İmamoğlu ve Kılıçdaroğlu’nun güç birliği yapacağı siyasi platformda kalkan olarak erken seçimi kullandı.

Oysaki:

Üçüncü Dünya Savaşı’nın gündem olduğu,

Dünyanın yeniden şekillendirildiği,

Halkımızın enflasyon ve hayat pahalılığı sorunlarından nefes alamadığı,

Emekli ve asgari ücretlilerin açlık sınırına bile ulaşamadığı,

Şu dönemlerde erken seçimin ülke insanına ne faydası var?

Parlamento’da erken seçim kararı almak için 360 milletvekili gerekiyor. CHP’nin milletvekili sayısı 127, var olan sayı yetersiz kalıyor. DEVA, Gelecek ve Demokrat Parti’den destek isteyebilir. Fakat bu partiler neden seçim istesin ki? Dağılma ve erime tehlikesi kendilerine bu kadar yakınken.

Ayrıca halkın erken seçim talebi yok, ülkede bu kadar finansal sorun varken daha büyük ekonomik yükün altına girilmesi, böylesi bir erken seçim süreci Türkiye’ye sadece zarar verir. Siyasi hesaplaşma ülkeye, millete ve ekonomiye zarar verecek şekilde yapılmaz, yapılamaz. Böyle bir karar alma süreci Özgür Özel’e siyasi hayatının en büyük bedelini ödetir.

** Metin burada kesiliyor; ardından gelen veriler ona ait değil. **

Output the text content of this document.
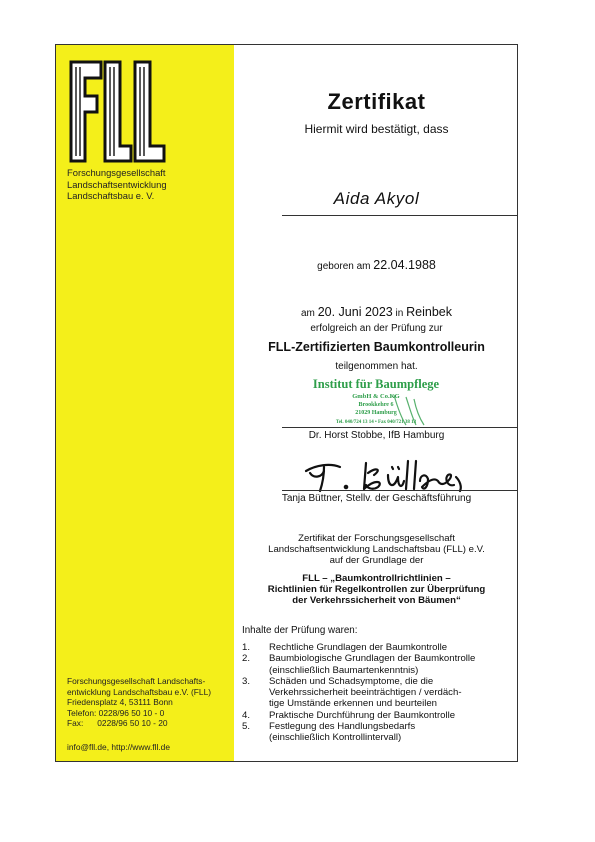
FLL
Forschungsgesellschaft
Landschaftsentwicklung
Landschaftsbau e. V.
Forschungsgesellschaft Landschafts-
entwicklung Landschaftsbau e.V. (FLL)
Friedensplatz 4, 53111 Bonn
Telefon: 0228/96 50 10 - 0
Fax:      0228/96 50 10 - 20
info@fll.de, http://www.fll.de
Zertifikat
Hiermit wird bestätigt, dass
Aida Akyol
geboren am 22.04.1988
am 20. Juni 2023 in Reinbek
erfolgreich an der Prüfung zur
FLL-Zertifizierten Baumkontrolleurin
teilgenommen hat.
Institut für Baumpflege
GmbH & Co.KG
Brookkehre 6
21029 Hamburg
Tel. 040/724 13 14 • Fax 040/721 38 13
Dr. Horst Stobbe, IfB Hamburg
Tanja Büttner, Stellv. der Geschäftsführung
Zertifikat der Forschungsgesellschaft
Landschaftsentwicklung Landschaftsbau (FLL) e.V.
auf der Grundlage der
FLL – „Baumkontrollrichtlinien –
Richtlinien für Regelkontrollen zur Überprüfung
der Verkehrssicherheit von Bäumen“
Inhalte der Prüfung waren:
1. Rechtliche Grundlagen der Baumkontrolle
2. Baumbiologische Grundlagen der Baumkontrolle
(einschließlich Baumartenkenntnis)
3. Schäden und Schadsymptome, die die
Verkehrssicherheit beeinträchtigen / verdäch-
tige Umstände erkennen und beurteilen
4. Praktische Durchführung der Baumkontrolle
5. Festlegung des Handlungsbedarfs
(einschließlich Kontrollintervall)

CHP yerel seçimlerden başarıyla çıktı ama bu oylar emanet olarak veridi. Halk CHP’ne kredi açtı. Kaldı ki yerel seçim başarısı iktidara gelmeye yetmez. Hayal edilen koltuklar rüyada görülebilir. Kılıçdaroğlu bakanları, Meclis Başkanlığı, MİT Başkanlığı, Merkez Bankası, RTÜK Başkanlığına kimlerin geleceğini 2023 seçiminde belirlemişti. Hatta bakanlık listesine adını yazdıranlar milletvekili adayı bile olmadı. Kazanacaklarına o kadar eminlerdi. Sonuç ortada. Şimdi de benzer bir beklenti var. 

O nedenle dimyata pirince giderken evdeki bulgurdan olmasın CHP ve Özgür Özel.